After leaving the hospital, Lunel had developed post-traumatic stress disorder and found herself upset and anxious over seemingly small and everyday things. Traffic noise. Changes to routine.

Sometimes, she’d go to bed and refuse to emerge. Not to eat or to drink.

Phil was struggling to keep things together for the both of them.

Things were so tough for so long that the couple hadn’t returned to their property in Leilani Estates since their home was taken. They just couldn’t.

But finally, in March, they mustered the courage. They would face it.

Ten months after their home was destroyed, they would go back to make peace with their loss. There were a lot of tears that day.

But there was joy, too, and some dark humor. “I’m really glad I’m not underneath there since it opened up in my front yard,” Lunel had joked.

She’d added: “It’s very humbling to see such power.”

Phil said the return to Leilani Estates helped him realize just how difficult the last year had been.
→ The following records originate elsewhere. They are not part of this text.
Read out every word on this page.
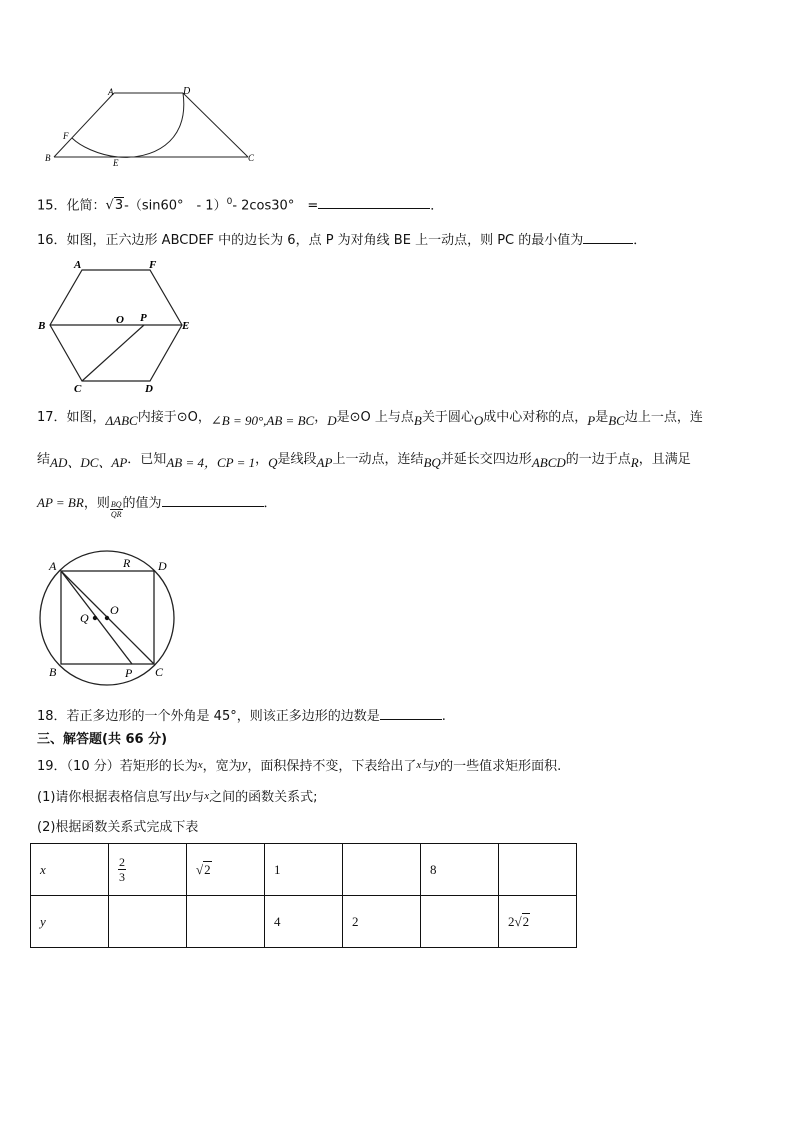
A	D
F
B	E	C
15．化简：√3-（sin60°　- 1）$^0$- 2cos30°　=	．
16．如图，正六边形 ABCDEF 中的边长为 6，点 P 为对角线 BE 上一动点，则 PC 的最小值为	．
A	F
B	O P
E
C	D
17．如图，ΔABC内接于⊙O，∠B = 90°,AB = BC，D是⊙O 上与点B关于圆心O成中心对称的点，P是BC边上一点，连
结AD、DC、AP．已知AB = 4，CP = 1，Q是线段AP上一动点，连结BQ并延长交四边形ABCD的一边于点R，且满足
AP = BR，则 $\frac{BQ}{QR}$ 的值为	．
A	R D
Q
O
B	P C
18．若正多边形的一个外角是 45°，则该正多边形的边数是	.
三、解答题(共 66 分)
19．（10 分）若矩形的长为x，宽为y，面积保持不变，下表给出了x与y的一些值求矩形面积.
(1)请你根据表格信息写出y与x之间的函数关系式;
(2)根据函数关系式完成下表
x	$\frac{2}{3}$	√2	1		8	
y			4	2		2√2
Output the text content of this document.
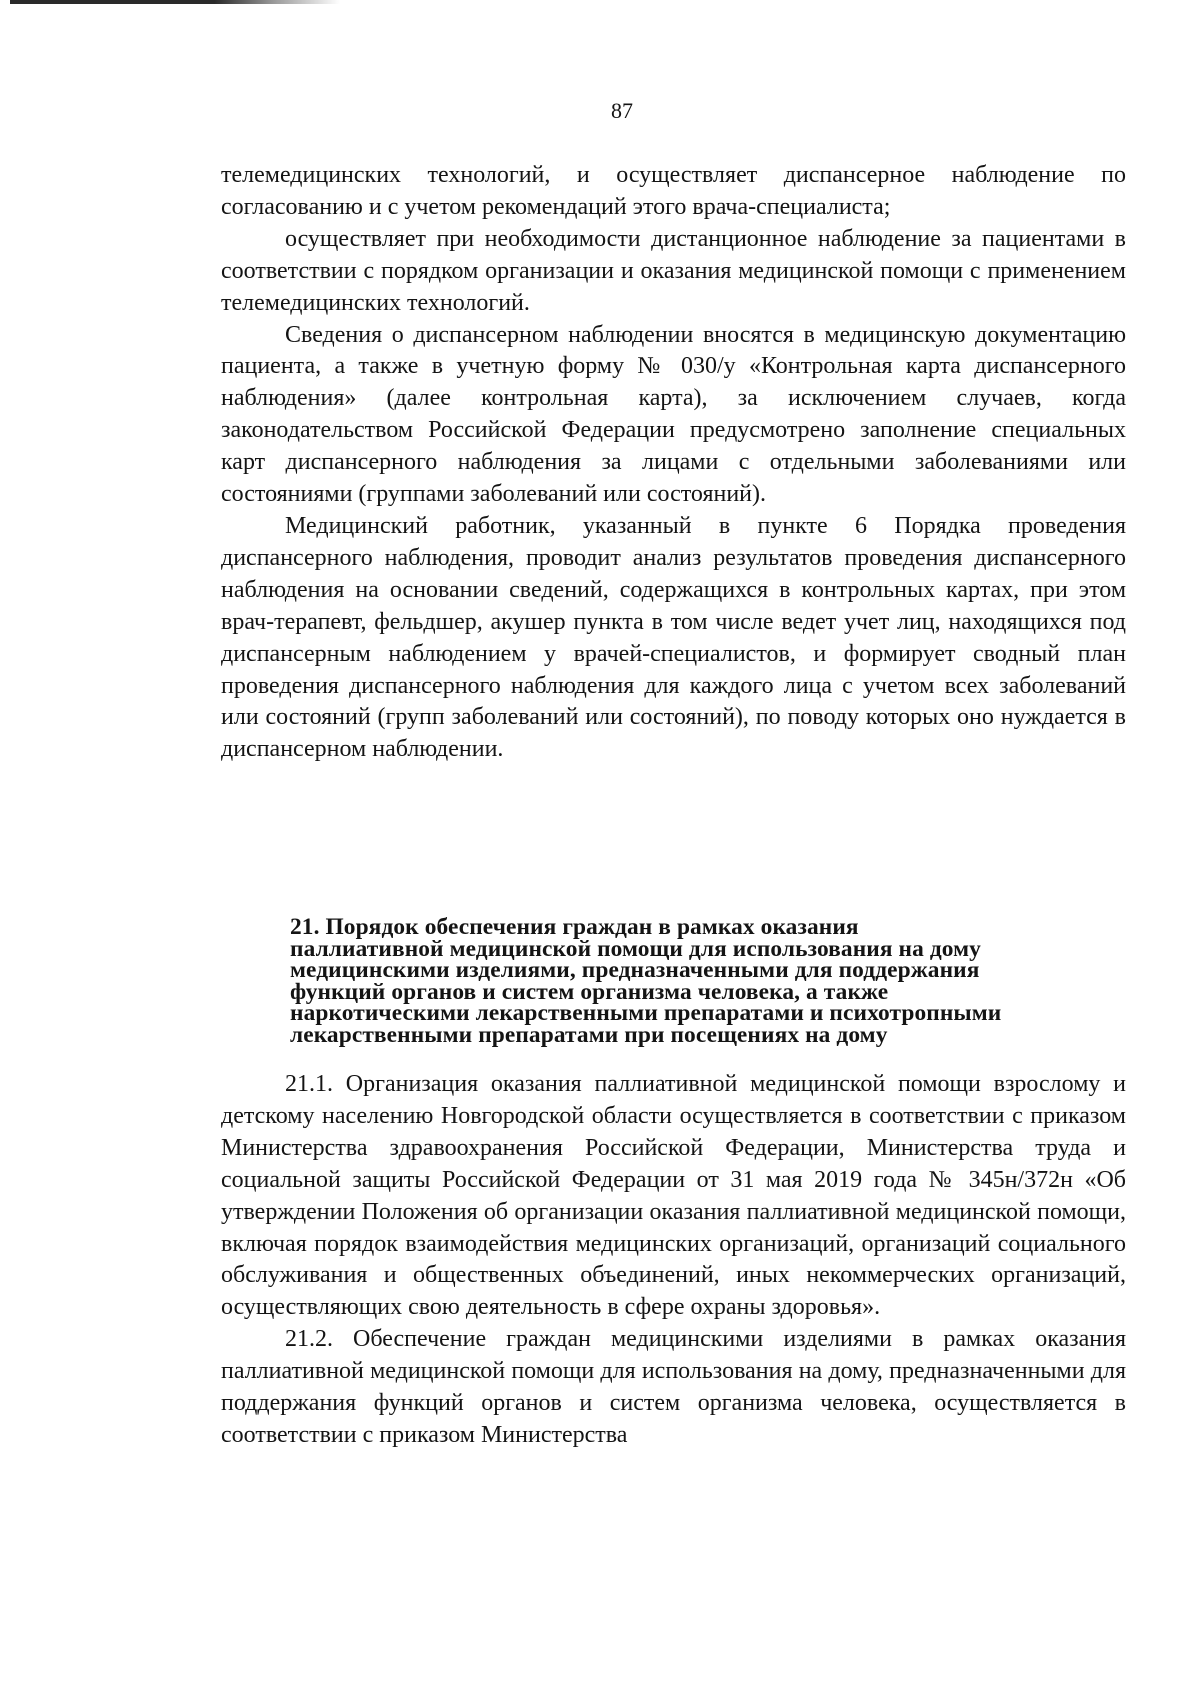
87

телемедицинских технологий, и осуществляет диспансерное наблюдение по согласованию и с учетом рекомендаций этого врача-специалиста;

осуществляет при необходимости дистанционное наблюдение за пациентами в соответствии с порядком организации и оказания медицинской помощи с применением телемедицинских технологий.

Сведения о диспансерном наблюдении вносятся в медицинскую документацию пациента, а также в учетную форму № 030/у «Контрольная карта диспансерного наблюдения» (далее контрольная карта), за исключением случаев, когда законодательством Российской Федерации предусмотрено заполнение специальных карт диспансерного наблюдения за лицами с отдельными заболеваниями или состояниями (группами заболеваний или состояний).

Медицинский работник, указанный в пункте 6 Порядка проведения диспансерного наблюдения, проводит анализ результатов проведения диспансерного наблюдения на основании сведений, содержащихся в контрольных картах, при этом врач-терапевт, фельдшер, акушер пункта в том числе ведет учет лиц, находящихся под диспансерным наблюдением у врачей-специалистов, и формирует сводный план проведения диспансерного наблюдения для каждого лица с учетом всех заболеваний или состояний (групп заболеваний или состояний), по поводу которых оно нуждается в диспансерном наблюдении.

21. Порядок обеспечения граждан в рамках оказания
паллиативной медицинской помощи для использования на дому
медицинскими изделиями, предназначенными для поддержания
функций органов и систем организма человека, а также
наркотическими лекарственными препаратами и психотропными
лекарственными препаратами при посещениях на дому

21.1. Организация оказания паллиативной медицинской помощи взрослому и детскому населению Новгородской области осуществляется в соответствии с приказом Министерства здравоохранения Российской Федерации, Министерства труда и социальной защиты Российской Федерации от 31 мая 2019 года № 345н/372н «Об утверждении Положения об организации оказания паллиативной медицинской помощи, включая порядок взаимодействия медицинских организаций, организаций социального обслуживания и общественных объединений, иных некоммерческих организаций, осуществляющих свою деятельность в сфере охраны здоровья».

21.2. Обеспечение граждан медицинскими изделиями в рамках оказания паллиативной медицинской помощи для использования на дому, предназначенными для поддержания функций органов и систем организма человека, осуществляется в соответствии с приказом Министерства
Just how much they’d gone through.

It also helped him to appreciate his friends: The people who had sheltered them, who’d comforted them.

The insurance payout, he said, means they’re on surer financial footing than they were for so many months after losing their home.

What’s more difficult to manage is the emotional toll.

“It’s still pretty sketchy some days,” he said. Their new property in Volcano isn’t the little piece of heaven they’d built in Leilani Estates. It isn’t what they’d worked for all those years.

But, he said, “it’s turning into home.”